From Dr. Robert A. Wharton and Kristie Reddick, Department of Entomology, Texas A&M University:
Most solifuges are agile, cursorial predators capable of covering considerable distances in search of food. They have frequently been recorded foraging on open ground in sparsely vegetated arid regions, but are quite capable of climbing vegetation in grasslands and scrublands. Rapid, seemingly random, locomotory activity is generally considered to be the normal searching strategy (Muma 1966, Wharton 1987, Punzo 1998), though there are obvious exceptions for certain termitophilous species (Lawrence 1963, Muma 1966). Several observations suggest that some species at least occasionally stalk their prey (Cloudsley-Thompson 1977) and the short-legged mole solifuges of the family Hexisopodidae from western southern Africa, though occasionally found on the surface, probably forage beneath the surface of their sandy substrate. Some of the earliest observations (e. g. Pocock 1897) suggest that tactile stimuli are important in prey location and capture. More recent studies have verified the importance of tactile stimuli (Bolwig 1952, Muma 1966) and visual stimuli (Muma 1966). There is also some suggestion that they can detect substrate-borne vibrations (Wharton 1987). Extensive work has been done on the structure of the malleoli, the unique rachet organs on the legs of solifuges. While the function is still not entirely clear, they are believed to have chemosensory properties (Brownell and Farley, 1974), and may therefore be used in prey detection. Punzo (1998) provides a good summary of previous work on Hunting Behavior.
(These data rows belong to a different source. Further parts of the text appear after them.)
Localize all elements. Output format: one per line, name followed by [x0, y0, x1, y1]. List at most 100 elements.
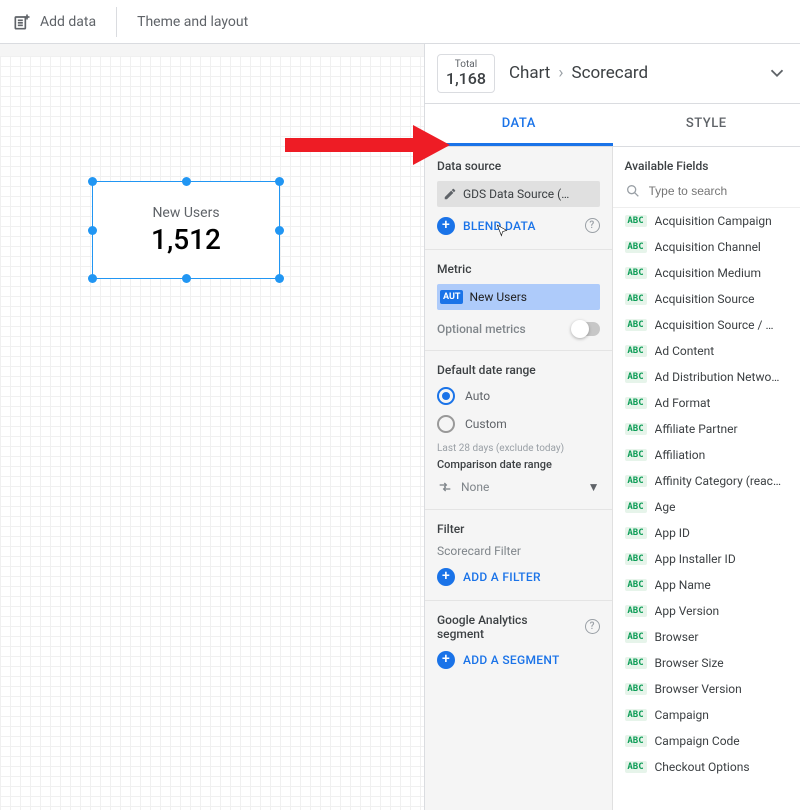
theme-layout-button[interactable]: Theme and layout	[137, 14, 248, 30]
radio-icon	[437, 415, 455, 433]
resize-handle[interactable]	[275, 226, 284, 235]
field-item[interactable]: ABCApp Installer ID	[613, 546, 800, 572]
canvas-area: New Users 1,512	[0, 44, 425, 810]
field-item[interactable]: ABCCampaign Code	[613, 728, 800, 754]
dimension-badge-icon: ABC	[625, 397, 647, 409]
optional-metrics-toggle[interactable]	[572, 322, 600, 336]
available-fields-title: Available Fields	[613, 147, 800, 179]
field-name: Acquisition Channel	[655, 240, 789, 254]
field-name: Affiliate Partner	[655, 422, 789, 436]
chart-type-chip[interactable]: Total 1,168	[437, 54, 495, 93]
tab-style[interactable]: STYLE	[613, 104, 800, 146]
dimension-badge-icon: ABC	[625, 761, 647, 773]
dimension-badge-icon: ABC	[625, 215, 647, 227]
field-item[interactable]: ABCAffiliation	[613, 442, 800, 468]
resize-handle[interactable]	[275, 274, 284, 283]
field-item[interactable]: ABCAcquisition Channel	[613, 234, 800, 260]
data-config-column: Data source GDS Data Source (… + BLEND D…	[425, 147, 613, 810]
add-filter-button[interactable]: + ADD A FILTER	[437, 568, 600, 586]
date-range-title: Default date range	[437, 363, 600, 377]
add-segment-button[interactable]: + ADD A SEGMENT	[437, 651, 600, 669]
field-name: Acquisition Source / …	[655, 318, 789, 332]
dimension-badge-icon: ABC	[625, 709, 647, 721]
total-value: 1,168	[446, 70, 486, 88]
dimension-badge-icon: ABC	[625, 371, 647, 383]
field-item[interactable]: ABCAd Content	[613, 338, 800, 364]
date-range-note: Last 28 days (exclude today)	[437, 443, 600, 454]
field-item[interactable]: ABC Ad Distribution Netwo…	[613, 364, 800, 390]
plus-circle-icon: +	[437, 568, 455, 586]
report-canvas[interactable]: New Users 1,512	[0, 56, 424, 810]
resize-handle[interactable]	[88, 226, 97, 235]
toolbar-divider	[116, 7, 117, 37]
metric-title: Metric	[437, 262, 600, 276]
blend-data-label: BLEND DATA	[463, 219, 536, 233]
resize-handle[interactable]	[275, 177, 284, 186]
field-item[interactable]: ABC Campaign	[613, 702, 800, 728]
field-name: Age	[655, 500, 789, 514]
radio-icon	[437, 387, 455, 405]
add-data-button[interactable]: Add data	[12, 12, 96, 32]
resize-handle[interactable]	[182, 274, 191, 283]
field-name: App ID	[655, 526, 789, 540]
date-range-auto[interactable]: Auto	[437, 387, 600, 405]
field-item[interactable]: ABCBrowser Version	[613, 676, 800, 702]
field-item[interactable]: ABCAd Format	[613, 390, 800, 416]
comparison-range-select[interactable]: None ▼	[437, 479, 600, 495]
dimension-badge-icon: ABC	[625, 319, 647, 331]
metric-chip[interactable]: AUT New Users	[437, 284, 600, 310]
dimension-badge-icon: ABC	[625, 631, 647, 643]
pencil-icon	[443, 186, 457, 201]
segment-title: Google Analytics segment ?	[437, 613, 600, 641]
field-item[interactable]: ABCAffiliate Partner	[613, 416, 800, 442]
field-item[interactable]: ABCAge	[613, 494, 800, 520]
field-item[interactable]: ABCCheckout Options	[613, 754, 800, 780]
field-name: Campaign	[655, 708, 789, 722]
dimension-badge-icon: ABC	[625, 449, 647, 461]
breadcrumb[interactable]: Chart › Scorecard	[509, 63, 752, 83]
field-item[interactable]: ABC Acquisition Source	[613, 286, 800, 312]
field-item[interactable]: ABCAcquisition Medium	[613, 260, 800, 286]
blend-data-button[interactable]: + BLEND DATA ?	[437, 217, 600, 235]
field-name: Affinity Category (reac…	[655, 474, 789, 488]
field-item[interactable]: ABC Browser	[613, 624, 800, 650]
field-item[interactable]: ABC Acquisition Campaign	[613, 208, 800, 234]
field-item[interactable]: ABCApp ID	[613, 520, 800, 546]
resize-handle[interactable]	[182, 177, 191, 186]
dimension-badge-icon: ABC	[625, 293, 647, 305]
metric-name: New Users	[469, 290, 527, 304]
scorecard-value: 1,512	[151, 223, 221, 256]
tab-data[interactable]: DATA	[425, 104, 613, 146]
comparison-range-value: None	[461, 480, 489, 494]
field-name: Browser	[655, 630, 789, 644]
chevron-down-icon[interactable]	[766, 62, 788, 84]
resize-handle[interactable]	[88, 177, 97, 186]
field-name: Ad Content	[655, 344, 789, 358]
dimension-badge-icon: ABC	[625, 683, 647, 695]
help-icon[interactable]: ?	[585, 218, 600, 233]
dimension-badge-icon: ABC	[625, 553, 647, 565]
dimension-badge-icon: ABC	[625, 267, 647, 279]
search-icon	[625, 183, 641, 199]
field-item[interactable]: ABCAffinity Category (reac…	[613, 468, 800, 494]
field-item[interactable]: ABC Acquisition Source / …	[613, 312, 800, 338]
field-name: Acquisition Source	[655, 292, 789, 306]
help-icon[interactable]: ?	[585, 619, 600, 634]
field-item[interactable]: ABCApp Version	[613, 598, 800, 624]
add-data-icon	[12, 12, 32, 32]
data-source-chip[interactable]: GDS Data Source (…	[437, 181, 600, 207]
theme-layout-label: Theme and layout	[137, 14, 248, 30]
field-search-input[interactable]	[649, 184, 800, 198]
field-search[interactable]	[613, 179, 800, 208]
field-name: Acquisition Campaign	[655, 214, 789, 228]
field-name: Ad Distribution Netwo…	[655, 370, 789, 384]
field-item[interactable]: ABCBrowser Size	[613, 650, 800, 676]
field-name: App Name	[655, 578, 789, 592]
field-item[interactable]: ABCApp Name	[613, 572, 800, 598]
scorecard-widget[interactable]: New Users 1,512	[92, 181, 280, 279]
date-range-custom[interactable]: Custom	[437, 415, 600, 433]
dimension-badge-icon: ABC	[625, 657, 647, 669]
add-segment-label: ADD A SEGMENT	[463, 653, 560, 667]
resize-handle[interactable]	[88, 274, 97, 283]
field-list: ABCAcquisition CampaignABCAcquisition Ch…	[613, 208, 800, 780]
Galeodes caspius subfuscus, immature, with prey (unidentified insect), Malaisary Mt. foothills, Almaty area, Kazakhstan. (Photo by Alexander V. Gromov).
From R. Ryan Jones, Denver Museum of Nature and Science:
Like many aspects of solifuge biology, little is known about their method of prey localization. Observations of solifuge hunting behavior is described to include ambushes, chases, stalking, and seemingly random events following an erratic circular or zig-zag search pattern (Wharton 1986; Muma 1966). As opportunistic predators, solifuges are believed to utilize a combination of visual, chemical, and tactile sensory cues in prey detection, however the methods and sensory organs involved in this process are unknown (Bolwig 1952; Cloudsley‐Thompson 1961; Hingston 1925; Muma 1966; Turner 1916). A comparative morphology analysis using transmission electron microscopy and electrophysiological recordings of setal papillae on the pedipalps found structures consistent with both mechano- and chemoreception (Conrad & Cushing 2011; Cushing et al. 2014). Malleolar organs, fan-like structures that are found on the ventral side of the fourth pair of legs, are morphologically consistent with chemoreception (Brownell & Farley 1974; Yiğit et al. 2012), and may also have some tactile sensory function as well (Yiğit et al. 2012), both likely involved in prey detection.
Observations on the old-world species Solpugyla globicornus Kraepelin concluded that prey detection was based on tactile stimuli to the legs and pedipalps; contact of these appendages with another organism resulted in consumption or retreat (Bolwig 1952). Solifuges show no interest in dead prey material unless it is manipulated to appear to be moving, suggesting that vibrational or chemoreceptive senses may be more important in prey detection (Hingston 1925; Turner 1916). However, more recent efforts in husbandry have reported consumption of both live and dead whole crickets as well as cricket parts (Rowsell 2014). Eremorhax magnus Hancock, Eremorhax titania Muma, and Ammotrechula peninsulana Banks have also been documented to orient to and stalk prey several centimeters away (Muma 1966). Juvenile solifuges have been observed to detect prey buried within the substrate, demonstrated by an abrupt stop, retreat, and quick excavation of a prey item after an otherwise erratic search pattern (Conrad & Cushing 2011).